EMMANUELLE COLBOC
Les bouleversements fondamentaux que notre société vit aujourd’hui renforcent encore ce rôle particulier du métier d’architecte.
Alors que le système réglementaire pousse chacun dans un cadre de compétences définies, le rôle de l’architecte est avant tout un rôle de synthèse. La question avant qu’elle soit posée à l’architecte a déjà traversé un long processus d’identification, de constat, d’analyse, de délimitation. Peu-à-peu, la question a été cernée pour aboutir au dossier transmis à l’architecte. C’est là un grand paradoxe parce qu’il va alors parcourir le chemin inverse. Il réouvre les portes que les autres ont fermées pour retrouver l’origine de la question. Non par polémique mais par nécessité afin de la réinterroger pour mieux la comprendre et mieux se l’approprier. La question architecturale ne peut se concevoir dans l’étroitesse. Elle requiert l’ouverture à la question humaine posée, à la lecture du paysage, à l‘analyse de l’environnement proche et enfin à la parfaite compréhension du programme. En réinterrogeant, l’architecte réoriente parfois la question, mais toujours pour trouver la problématique fondamentale évoquée par le sujet.
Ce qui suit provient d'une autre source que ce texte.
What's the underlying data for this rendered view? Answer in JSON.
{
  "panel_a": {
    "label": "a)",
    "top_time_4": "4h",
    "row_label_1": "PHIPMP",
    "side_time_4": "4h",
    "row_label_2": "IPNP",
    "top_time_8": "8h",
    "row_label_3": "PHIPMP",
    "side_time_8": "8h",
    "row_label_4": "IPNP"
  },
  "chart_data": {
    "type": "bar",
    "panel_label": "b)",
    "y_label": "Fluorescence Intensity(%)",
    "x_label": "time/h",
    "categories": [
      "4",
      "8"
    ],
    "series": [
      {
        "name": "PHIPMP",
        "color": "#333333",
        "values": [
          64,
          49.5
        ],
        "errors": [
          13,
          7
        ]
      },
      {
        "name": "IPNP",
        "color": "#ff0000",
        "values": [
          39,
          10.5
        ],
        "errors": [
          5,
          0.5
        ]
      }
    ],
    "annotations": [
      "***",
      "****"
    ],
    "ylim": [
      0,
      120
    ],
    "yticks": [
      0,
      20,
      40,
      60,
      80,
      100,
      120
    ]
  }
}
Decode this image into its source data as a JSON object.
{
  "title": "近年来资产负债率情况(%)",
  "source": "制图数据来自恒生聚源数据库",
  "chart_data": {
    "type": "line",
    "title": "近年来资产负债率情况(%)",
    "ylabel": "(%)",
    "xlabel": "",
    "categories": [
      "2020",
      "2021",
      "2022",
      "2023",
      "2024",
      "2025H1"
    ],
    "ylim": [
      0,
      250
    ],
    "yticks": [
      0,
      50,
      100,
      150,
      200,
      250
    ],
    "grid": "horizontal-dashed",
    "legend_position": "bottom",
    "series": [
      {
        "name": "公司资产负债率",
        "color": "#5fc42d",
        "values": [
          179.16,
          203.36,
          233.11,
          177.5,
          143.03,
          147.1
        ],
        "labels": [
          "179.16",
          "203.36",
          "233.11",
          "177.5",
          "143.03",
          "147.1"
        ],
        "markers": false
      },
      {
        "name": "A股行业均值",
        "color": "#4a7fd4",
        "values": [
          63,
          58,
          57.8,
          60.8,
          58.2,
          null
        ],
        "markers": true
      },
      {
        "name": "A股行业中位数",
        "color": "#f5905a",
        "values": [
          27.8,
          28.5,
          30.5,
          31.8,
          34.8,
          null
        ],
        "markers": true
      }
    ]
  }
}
C’est bien au croisement de toutes ces questions que la question architecturale se situe. Si l’architecte est souvent perçu comme « l’atypique », il a intrinsèquement ce rôle d’interroger la façon dont la question lui est posée. Cette attitude est vouée à rendre plus pertinente et plus pérenne la réponse. Je ne crois pas que le bâtiment se construise pour être démoli, je considère cette attitude comme une perversion de notre rôle. Alors que la société avance aujourd’hui dans un rythme boulimique, l’homme a profondément besoin de se restabiliser.
L’individu peut avec enthousiasme avancer dans cette tourmente si l’espace de son quotidien lui apporte une stabilité, une sérénité, recherchée par tous.
Sans pastiches, sans faux-semblant, le lieu, l’espace, la ville sont façonnés par ces bâtiments habités. La pertinence de la réponse architecturale irradie de son ambiance l’espace public. Elle évite la banalisation de la réponse. Elle scande et hiérarchise les rythmes de la ville, elle résonne avec le paysage, elle est pour les autres : avec les autres, elle existe parce qu’elle est habitée.
« L’architecture c’est avant tout répondre à une question humaine posée ».